Der Antrag: Der Kreisausschuss des RKN beauf­tragt die Verwaltung des Rhein-​Kreis Neuss zeit­nah Informationen über die aktu­el­len Nitratgehalte im Grundwasser aller bekann­ten Messstellen im obe­ren Grundwasserstock u.a. auch dem Planungs- und Umweltausschuss vorzulegen.

Diese Informationen soll­ten in zwei Gruppen auf­ge­teilt sein: 1. Messstellen im Einzugsgebiet der Trinkwasserwerke 2. Alle übri­gen Messstellen im Kreisgebiet mit Nitratmessungen

Begründung: Wegen über­höh­ter Nitratgehalte im Grundwasser steht die Bundesrepublik Deutschland als ein­zi­ges Land in der EU z. Zt. In der Pflicht, eine ver­schärfte Düngeverordnung zu erlas­sen. Bei nicht aus­rei­chen­der Einschränkung dro­hen Strafgelder bis zu 800.000 € täglich.

Die Landwirtschaft ist ver­ständ­li­cher­weise mit den geplan­ten Maßnahmen nicht ein­ver­stan­den und pro­tes­tiert mit einer Vielzahl von Aktionen. Leider ist die aktu­elle Nitratsituation im Rhein-​Kreis Neuss weit­ge­hend unbe­kannt. Die Trinkwasserversorgung im Kreisgebiet beruht fast voll­stän­dig auf den ört­li­chen Grundwasservorkommen.

Etwa 30% der Kreisfläche dürf­ten im Einzugsgebiet von Trinkwasserwerken lie­gen. Seit über 20 Jahren bestehen zwi­schen den Wasserwerken und den ansäs­si­gen Landwirten Kooperationsverträge. Zweck die­ser Verträge ist über Beratung und gezielte Subventionen eine Überdüngung und damit über­höhte Nitratgehalte im Grundwasser zu ver­mei­den. Wie erfolg­reich und wie kost­spie­lig diese Maßnahmen bis­her waren ist lei­der bis­her unbekannt.
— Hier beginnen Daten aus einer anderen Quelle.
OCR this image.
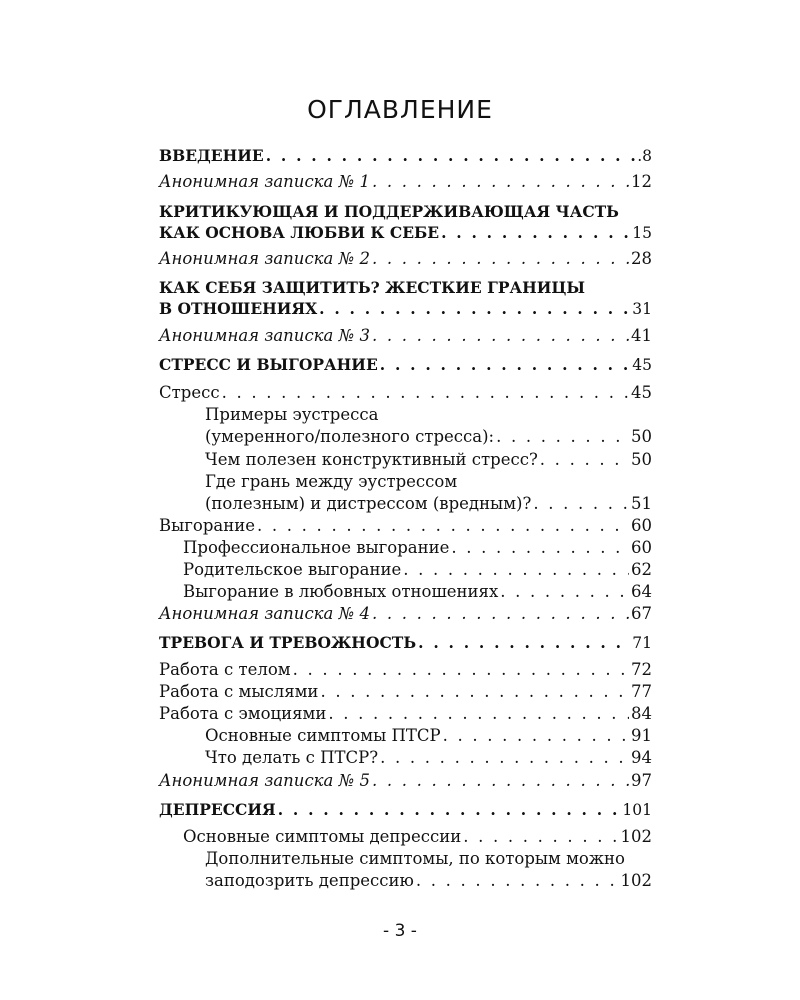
ОГЛАВЛЕНИЕ
ВВЕДЕНИЕ . . .	.8
Анонимная записка № 1 . . .	12
КРИТИКУЮЩАЯ И ПОДДЕРЖИВАЮЩАЯ ЧАСТЬ
КАК ОСНОВА ЛЮБВИ К СЕБЕ . . .	15
Анонимная записка № 2 . . .	28
КАК СЕБЯ ЗАЩИТИТЬ? ЖЕСТКИЕ ГРАНИЦЫ
В ОТНОШЕНИЯХ . . .	31
Анонимная записка № 3 . . .	41
СТРЕСС И ВЫГОРАНИЕ . . .	45
Стресс . . .	45
Примеры эустресса
(умеренного/полезного стресса): . . .	50
Чем полезен конструктивный стресс? . . .	50
Где грань между эустрессом
(полезным) и дистрессом (вредным)? . . .	51
Выгорание . . .	60
Профессиональное выгорание . . .	60
Родительское выгорание . . .	62
Выгорание в любовных отношениях . . .	64
Анонимная записка № 4 . . .	67
ТРЕВОГА И ТРЕВОЖНОСТЬ . . .	71
Работа с телом . . .	72
Работа с мыслями . . .	77
Работа с эмоциями . . .	84
Основные симптомы ПТСР . . .	91
Что делать с ПТСР? . . .	94
Анонимная записка № 5 . . .	97
ДЕПРЕССИЯ . . .	101
Основные симптомы депрессии . . .	102
Дополнительные симптомы, по которым можно
заподозрить депрессию . . .	102
- 3 -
Zumindest der Planungs- und Umweltausschuss müsste infor­miert sein, schließ­lich geht es um die Grundlage unse­res Trinkwassers. Maßnahmen ohne Kontrolle sind sinnlos.
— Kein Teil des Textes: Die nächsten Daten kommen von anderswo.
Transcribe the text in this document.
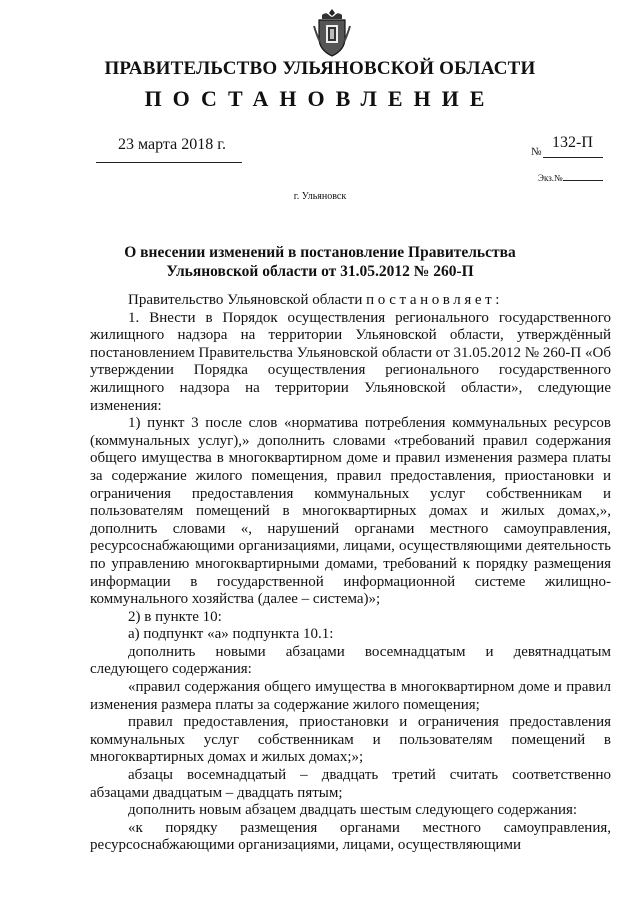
ПРАВИТЕЛЬСТВО УЛЬЯНОВСКОЙ ОБЛАСТИ
ПОСТАНОВЛЕНИЕ
23 марта 2018 г.	№
132-П
Экз.№
г. Ульяновск
О внесении изменений в постановление Правительства
Ульяновской области от 31.05.2012 № 260-П

Правительство Ульяновской области постановляет:

1. Внести в Порядок осуществления регионального государственного жилищного надзора на территории Ульяновской области, утверждённый постановлением Правительства Ульяновской области от 31.05.2012 № 260-П «Об утверждении Порядка осуществления регионального государственного жилищного надзора на территории Ульяновской области», следующие изменения:

1) пункт 3 после слов «норматива потребления коммунальных ресурсов (коммунальных услуг),» дополнить словами «требований правил содержания общего имущества в многоквартирном доме и правил изменения размера платы за содержание жилого помещения, правил предоставления, приостановки и ограничения предоставления коммунальных услуг собственникам и пользователям помещений в многоквартирных домах и жилых домах,», дополнить словами «, нарушений органами местного самоуправления, ресурсоснабжающими организациями, лицами, осуществляющими деятельность по управлению многоквартирными домами, требований к порядку размещения информации в государственной информационной системе жилищно-коммунального хозяйства (далее – система)»;

2) в пункте 10:

а) подпункт «а» подпункта 10.1:

дополнить новыми абзацами восемнадцатым и девятнадцатым следующего содержания:

«правил содержания общего имущества в многоквартирном доме и правил изменения размера платы за содержание жилого помещения;

правил предоставления, приостановки и ограничения предоставления коммунальных услуг собственникам и пользователям помещений в многоквартирных домах и жилых домах;»;

абзацы восемнадцатый – двадцать третий считать соответственно абзацами двадцатым – двадцать пятым;

дополнить новым абзацем двадцать шестым следующего содержания:

«к порядку размещения органами местного самоуправления, ресурсоснабжающими организациями, лицами, осуществляющими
Über die Nitratwerte im Grundwasser außer­halb der Trinkwasserschutzgebiete kön­nen nur Vermutungen ange­stellt wer­den, da aktu­elle Messwerte nicht vor­lie­gen. Der Großteil aller land­wirt­schaft­li­chen Flächen wird acker­bau­lich genutzt. Der ein­zige Betrieb mit nen­nens­wer­ter Massentierhaltung im Kreisgebiet ist ohne Gülleprobleme.
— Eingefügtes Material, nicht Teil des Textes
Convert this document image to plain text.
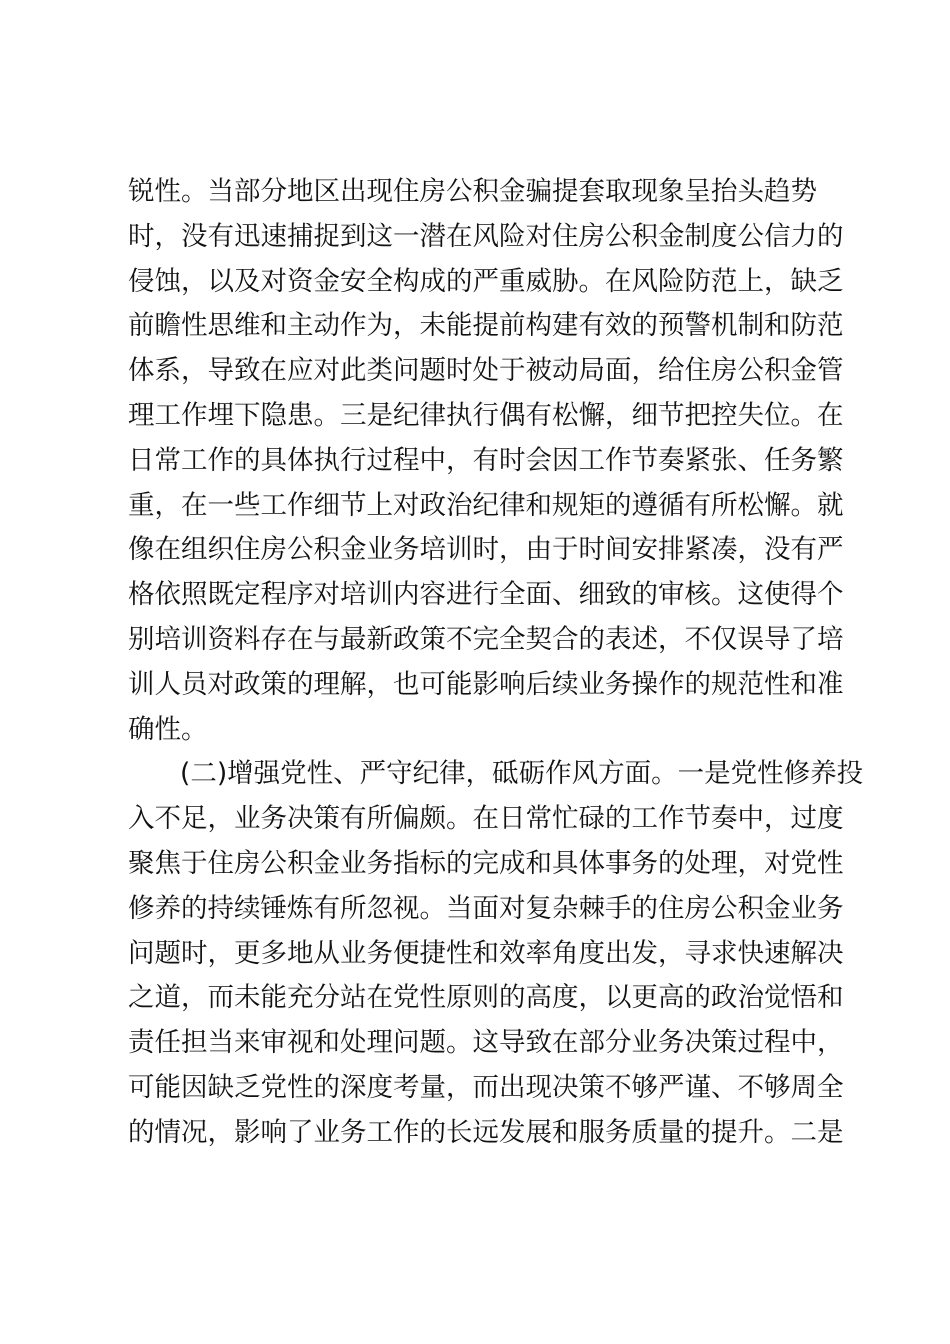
锐性。当部分地区出现住房公积金骗提套取现象呈抬头趋势
时，没有迅速捕捉到这一潜在风险对住房公积金制度公信力的
侵蚀，以及对资金安全构成的严重威胁。在风险防范上，缺乏
前瞻性思维和主动作为，未能提前构建有效的预警机制和防范
体系，导致在应对此类问题时处于被动局面，给住房公积金管
理工作埋下隐患。三是纪律执行偶有松懈，细节把控失位。在
日常工作的具体执行过程中，有时会因工作节奏紧张、任务繁
重，在一些工作细节上对政治纪律和规矩的遵循有所松懈。就
像在组织住房公积金业务培训时，由于时间安排紧凑，没有严
格依照既定程序对培训内容进行全面、细致的审核。这使得个
别培训资料存在与最新政策不完全契合的表述，不仅误导了培
训人员对政策的理解，也可能影响后续业务操作的规范性和准
确性。
(二)增强党性、严守纪律，砥砺作风方面。一是党性修养投
入不足，业务决策有所偏颇。在日常忙碌的工作节奏中，过度
聚焦于住房公积金业务指标的完成和具体事务的处理，对党性
修养的持续锤炼有所忽视。当面对复杂棘手的住房公积金业务
问题时，更多地从业务便捷性和效率角度出发，寻求快速解决
之道，而未能充分站在党性原则的高度，以更高的政治觉悟和
责任担当来审视和处理问题。这导致在部分业务决策过程中，
可能因缺乏党性的深度考量，而出现决策不够严谨、不够周全
的情况，影响了业务工作的长远发展和服务质量的提升。二是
Der Kreisausschuss muss in der auf­ge­heiz­ten Situation der letz­ten Monate die Nitratgehalte im Grundwasser des Kreisgebietes ken­nen. Bereits am 21. Februar 2019 erhielt die Verwaltung im Planungs- und Umweltausschuss den Auftrag alle aktu­el­len Nitratwerte von Grundwassermessstellen vor­zu­le­gen. Bis jetzt ist die­ser Auftrag nicht erfüllt.